Into 2025, this is going to be the ‘year of data’ wherein hotels now have the tools to develop real-time data flows and structured data warehouses to conduct proper AI-driven analyses. Lucrative and alluring in theory; the reality here still far grittier and built on the blood, sweat and tears of IT soldiers who connect the APIs one by one, navigate territorial data ownership policies and rigorously test the modeling for errors, false positives, false negatives and annoying edge cases.

There are many machine learning use cases and business models that will be developed in the coming years and months, but one that looks particularly shiny is in its ability to help with customer relationship management and loyalty building.

Besides solving the ‘unknown traveler’ problem of deducing what a person wants from their OTA email alias, ML can make serious inroads towards moving guests away from the 20th-century segmentations of leisure, corporate and group, and into more personalized, less-generic microsegments. With numerous data sets being merged due to technological advances, brands are starting to get quite granular with their KYC in terms of understanding where guests are coming from channels, device and geography, why they are selecting your property: leisure, corporate, conference, wellness and so on, and what their buying: packages, upselling offers, onsite ancillary spend or others.

Still, the situation on the ground requires grit. You have to get all the data in the right place – cleaned, structured, deduplicated and so on. Common friction points for working with APIs have been, first and foremost, that IT professionals need dedicated time to set up each interface, and then maintain all those established connections with each subsequent software update.

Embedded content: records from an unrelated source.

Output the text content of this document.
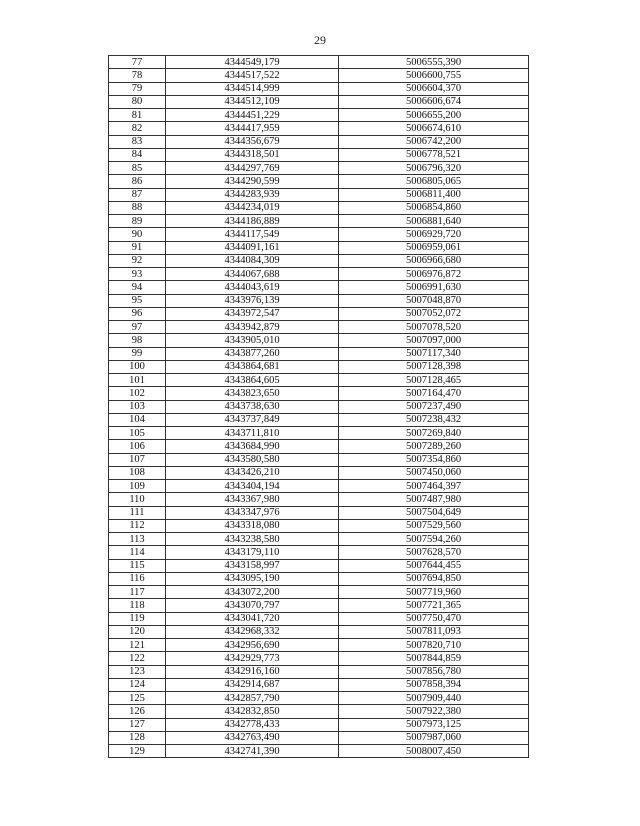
29
77	4344549,179	5006555,390
78	4344517,522	5006600,755
79	4344514,999	5006604,370
80	4344512,109	5006606,674
81	4344451,229	5006655,200
82	4344417,959	5006674,610
83	4344356,679	5006742,200
84	4344318,501	5006778,521
85	4344297,769	5006796,320
86	4344290,599	5006805,065
87	4344283,939	5006811,400
88	4344234,019	5006854,860
89	4344186,889	5006881,640
90	4344117,549	5006929,720
91	4344091,161	5006959,061
92	4344084,309	5006966,680
93	4344067,688	5006976,872
94	4344043,619	5006991,630
95	4343976,139	5007048,870
96	4343972,547	5007052,072
97	4343942,879	5007078,520
98	4343905,010	5007097,000
99	4343877,260	5007117,340
100	4343864,681	5007128,398
101	4343864,605	5007128,465
102	4343823,650	5007164,470
103	4343738,630	5007237,490
104	4343737,849	5007238,432
105	4343711,810	5007269,840
106	4343684,990	5007289,260
107	4343580,580	5007354,860
108	4343426,210	5007450,060
109	4343404,194	5007464,397
110	4343367,980	5007487,980
111	4343347,976	5007504,649
112	4343318,080	5007529,560
113	4343238,580	5007594,260
114	4343179,110	5007628,570
115	4343158,997	5007644,455
116	4343095,190	5007694,850
117	4343072,200	5007719,960
118	4343070,797	5007721,365
119	4343041,720	5007750,470
120	4342968,332	5007811,093
121	4342956,690	5007820,710
122	4342929,773	5007844,859
123	4342916,160	5007856,780
124	4342914,687	5007858,394
125	4342857,790	5007909,440
126	4342832,850	5007922,380
127	4342778,433	5007973,125
128	4342763,490	5007987,060
129	4342741,390	5008007,450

With each new system added to the tech stack, this quickly becomes resource intensive. Here, another type of AI called robotic processing automation has already proven itself by acting as a robot that can directly replace double entry work that has to be done manually because two systems haven’t been integrated to talk directly to each other.

Once you have all this data imported, cleaned to remove duplicates and structured into proper data fields, you now have an enormous treasure trove of numbers – ‘data is the new oil’ as they so often say. While this database is far too vast for a pair of hotelier eyes to pick out patterns, ML is designed precisely for that task. You give it the data; it finds the patterns, however, hidden they may be to the human overseer. The more data you give it, the more patterns it can potentially find and the more accurate its predictions will be.

Besides looking at vast amounts of data and then giving insights into that data, the key to ML is that it can produce a predictive model to optimize for desired future outcomes. Then, once that model is tested out in the field, the best AIs can then use the new data as feedback to improve their own modeling algorithm, further enhancing their predictive power to better optimize for a stated objective. That’s how ML works, then it’s just a matter of defining its goals around looking for patterns that can carve out microsegments and testing marketing purchases, rates, packages and upselling offers to optimize for conversions within that piece of the guest pie.

Where hotels have already seen the most lucrative applications for ML is in the revenue management system, with massive data sets comprising external and internal inputs are computed into an algorithm that can then recommend to the revenue director what pricing will optimize for rooms revenue, occupancy or now total revenue per guest stay. The RMS leaders are doing insanely great things behind the scenes insofar as analyzing rates; now it’s a matter of connecting in various sources of other business data into the CRM or the customer data platform.

It’s this whole notion of recommendations that brings us to the concept of having ML interpret not only how to adjust nightly rates or what response to provide for a website chatbot, but also to look at the multitude of guest profile data and then come back with its own set of microsegments for your revenue, sales and marketing teams to interpret and pivot their planning accordingly.

As of now, all of us are operating under a given set of established business assumptions based on how we were trained and our experience working in hotels. We see the world in terms of leisure, corporate and groups, and many of us have become locked into these guest segments. Recommendation engines based on ML don’t have those same limitations and thus can provide a fresh set of eyes on what your real segments are.

Perhaps this latest technology will help your hotel find an edge over the competition or allow you to deploy the advertising budget more effectively. Maybe it will give you suggestions on what packages will work better for attracting leisure guests or what types of groups are most winnable for your meetings and events business. Just as AI helps us to rethink business assumptions, neither of us would dare assume to know what such a tool would find buried within your hotel’s data.

Our advice is to first chart a path for connecting all your systems, and only then investigate these more advanced ML tools. ML needs a lot of training data to start and lots more feedback data as it starts testing various business models. At the same time, you will also have to confront the cultural, more existential scenario of what happens when the AI finds microsegments that contradict those that your teams start paying off. We live in exciting times!